University of Warwick astronomers have uncovered the chemical fingerprint of a frozen, water-rich planetary fragment being consumed by a white dwarf star outside our Solar System.
In our Solar System, it is thought that comets and icy planetesimals (small solid objects in space) were responsible for delivering water to Earth. The existence of these icy objects is a requirement for the development of life on other worlds, but it is incredibly difficult to identify them outside our Solar System as icy objects are small, faint and require chemical
In a study published in MRNAS, astronomers from Warwick, Europe and the US have found strong evidence that icy, volatile-rich bodies — capable of delivering water and the ingredients for life — exist in planetary systems beyond our own.
To make this discovery, the group used ultraviolet spectroscopy from the Hubble Space Telescope to study the chemical make-up of distant stars. One star, WD 1647+375, stood out as having ‘volatiles’ (chemical substances with low melting points) on the surface. White dwarf atmosphere is typically made up of hydrogen and helium, but WD 1647+375 had elements such as carbon, nitrogen, sulfur and oxygen.
This volatile-rich atmosphere was the first clue that WD 1647+375 was different.
Lead author Snehalata Sahu, Research Fellow, Department of Physics, University of Warwick said: “It is not unusual for white dwarfs to show signatures of calcium, iron and other metal from the material they are accreting (absorbing). This material comes from planets and asteroids that come too close to the star and are shredded and accreted. Analyzing the chemical make-up of this material gives us a window into how planetesimals outside the Solar System are composed.

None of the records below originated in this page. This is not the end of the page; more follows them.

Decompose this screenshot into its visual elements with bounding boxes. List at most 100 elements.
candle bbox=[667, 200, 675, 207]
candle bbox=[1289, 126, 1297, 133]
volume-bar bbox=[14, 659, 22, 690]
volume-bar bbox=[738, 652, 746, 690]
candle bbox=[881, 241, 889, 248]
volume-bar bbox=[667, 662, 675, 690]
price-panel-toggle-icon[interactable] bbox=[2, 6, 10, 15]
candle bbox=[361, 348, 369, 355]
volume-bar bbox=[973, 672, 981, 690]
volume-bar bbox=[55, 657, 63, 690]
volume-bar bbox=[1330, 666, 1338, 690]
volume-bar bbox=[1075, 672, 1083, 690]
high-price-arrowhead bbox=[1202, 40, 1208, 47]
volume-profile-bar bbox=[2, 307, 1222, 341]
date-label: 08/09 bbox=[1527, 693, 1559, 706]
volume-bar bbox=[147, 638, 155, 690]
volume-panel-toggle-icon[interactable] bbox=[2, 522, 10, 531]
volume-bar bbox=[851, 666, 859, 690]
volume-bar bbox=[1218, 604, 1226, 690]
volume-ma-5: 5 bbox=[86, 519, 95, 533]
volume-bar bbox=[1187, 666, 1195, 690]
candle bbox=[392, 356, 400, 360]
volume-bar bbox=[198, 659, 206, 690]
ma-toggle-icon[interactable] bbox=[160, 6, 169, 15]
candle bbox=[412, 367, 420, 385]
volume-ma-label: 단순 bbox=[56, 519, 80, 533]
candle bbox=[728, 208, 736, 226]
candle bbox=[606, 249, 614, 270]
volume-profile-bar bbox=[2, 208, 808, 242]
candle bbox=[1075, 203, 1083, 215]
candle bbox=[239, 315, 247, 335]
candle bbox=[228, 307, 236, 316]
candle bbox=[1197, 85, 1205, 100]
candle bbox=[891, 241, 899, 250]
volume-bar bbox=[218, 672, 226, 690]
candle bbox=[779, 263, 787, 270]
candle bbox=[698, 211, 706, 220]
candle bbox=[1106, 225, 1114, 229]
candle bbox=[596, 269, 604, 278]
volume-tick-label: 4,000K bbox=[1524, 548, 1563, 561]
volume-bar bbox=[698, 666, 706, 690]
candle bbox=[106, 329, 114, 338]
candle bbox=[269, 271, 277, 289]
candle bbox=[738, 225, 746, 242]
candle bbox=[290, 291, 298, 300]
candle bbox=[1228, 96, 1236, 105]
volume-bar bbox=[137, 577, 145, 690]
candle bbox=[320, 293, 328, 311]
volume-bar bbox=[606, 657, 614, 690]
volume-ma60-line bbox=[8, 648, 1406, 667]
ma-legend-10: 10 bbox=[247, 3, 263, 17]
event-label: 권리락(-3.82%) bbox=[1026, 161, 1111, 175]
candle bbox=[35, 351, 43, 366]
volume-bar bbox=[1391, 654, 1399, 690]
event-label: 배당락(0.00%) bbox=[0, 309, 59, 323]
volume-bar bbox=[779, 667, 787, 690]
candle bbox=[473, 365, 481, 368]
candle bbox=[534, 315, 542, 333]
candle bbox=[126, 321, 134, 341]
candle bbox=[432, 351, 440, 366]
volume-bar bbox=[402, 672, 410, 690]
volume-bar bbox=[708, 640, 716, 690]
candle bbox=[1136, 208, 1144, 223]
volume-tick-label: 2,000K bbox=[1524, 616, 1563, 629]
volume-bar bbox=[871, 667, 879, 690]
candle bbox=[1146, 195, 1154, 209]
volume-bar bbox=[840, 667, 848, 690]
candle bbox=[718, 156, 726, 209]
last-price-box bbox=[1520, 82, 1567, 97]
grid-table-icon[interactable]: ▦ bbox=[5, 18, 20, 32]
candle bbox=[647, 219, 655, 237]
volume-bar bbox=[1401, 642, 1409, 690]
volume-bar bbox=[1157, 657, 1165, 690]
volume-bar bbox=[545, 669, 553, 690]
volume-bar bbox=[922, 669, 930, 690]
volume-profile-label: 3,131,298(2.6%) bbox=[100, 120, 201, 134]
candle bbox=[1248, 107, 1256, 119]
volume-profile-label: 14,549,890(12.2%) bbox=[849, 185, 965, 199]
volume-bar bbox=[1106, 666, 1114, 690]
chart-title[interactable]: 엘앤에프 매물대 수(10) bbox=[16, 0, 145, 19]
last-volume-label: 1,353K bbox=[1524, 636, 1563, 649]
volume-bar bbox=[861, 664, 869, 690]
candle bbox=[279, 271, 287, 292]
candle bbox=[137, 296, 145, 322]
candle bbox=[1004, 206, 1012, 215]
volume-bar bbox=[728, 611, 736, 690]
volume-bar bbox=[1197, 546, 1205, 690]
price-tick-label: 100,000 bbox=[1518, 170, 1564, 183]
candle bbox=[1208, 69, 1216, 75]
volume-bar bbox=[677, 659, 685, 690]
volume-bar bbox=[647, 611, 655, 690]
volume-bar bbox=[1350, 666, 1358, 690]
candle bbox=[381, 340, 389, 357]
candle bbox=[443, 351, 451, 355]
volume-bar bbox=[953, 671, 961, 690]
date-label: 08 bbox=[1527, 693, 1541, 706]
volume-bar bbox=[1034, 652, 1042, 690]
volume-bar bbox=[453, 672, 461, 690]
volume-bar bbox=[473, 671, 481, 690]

“In this way, white dwarfs act like cosmic crime scenes — when a planetesimal falls in, its elements leave chemical fingerprints in the star’s atmosphere, letting us reconstruct the identity of the ‘victim’. Typically, we see evidence of rocky material being accreted, such as calcium and other metals, but finding volatile-rich debris has been confirmed in only a handful of cases.”
One volatile — nitrogen — is a particularly important chemical fingerprint of icy worlds. The ultraviolet spectroscopy in this study showed that the material gained by WD 1647+375 had a high percentage of its mass as nitrogen (~5%). This is the highest nitrogen abundance ever detected in a white dwarf’s debris. The atmosphere of WD 1647+375 had also gained much more oxygen than would be expected if the object being absorbed was rock — 84% more, both suggesting an icy object.
The astronomers also had data to show that the debris had been feeding the star for at least the last 13 years, at a rate of 200,000 kg (the weight of an adult blue whale) per second. This meant that the icy object was at least 3km across (or comet sized), but this is a minimum size as accretion can take hundreds of thousands of years more than this 13-year snapshot, meaning the object could be closer to 50km in diameter and a quintillion kilograms.
Together, the data painted a picture of an icy/water-rich planetesimal (made up of 64% water) that was being consumed by this star, perhaps a comet like Halley’s or a dwarf planet fragment like C/2016 R2.
Second author Professor Boris T. Gänsicke, Department of Physics, University of Warwick said: “The volatile-rich nature of WD 1647+375 makes it like Kuiper-belt objects (KBOs) in our solar system — the icy objects found beyond the orbit of Neptune. We think that the planetesimal being absorbed by the star is most likely a fragment of a dwarf planet like Pluto. This is based on its nitrogen-rich composition, the high predicted mass and the high ice-to-rock ratio of 2.5, which is more than typical KBOs and likely originates from the crust or mantle of a Pluto-like planet.”
This is the first unambiguous finding of a hydrogen-atmosphere white dwarf purely absorbing an icy planetesimal. Whether this object formed in the planetary system around the original star or is instead an interstellar comet captured from deep space, remains an open question. Either way, the finding provides compelling evidence that icy, volatile-rich bodies exist in planetary systems beyond our own.
The discovery also highlights the unique role of ultraviolet spectroscopy in probing the composition of such rare volatile-rich objects beyond our Solar System. Only UV can detect the volatile elements (carbon, sulphur, oxygen, and especially nitrogen) and will be an important part of future attempts to search for the building blocks of life around other stars.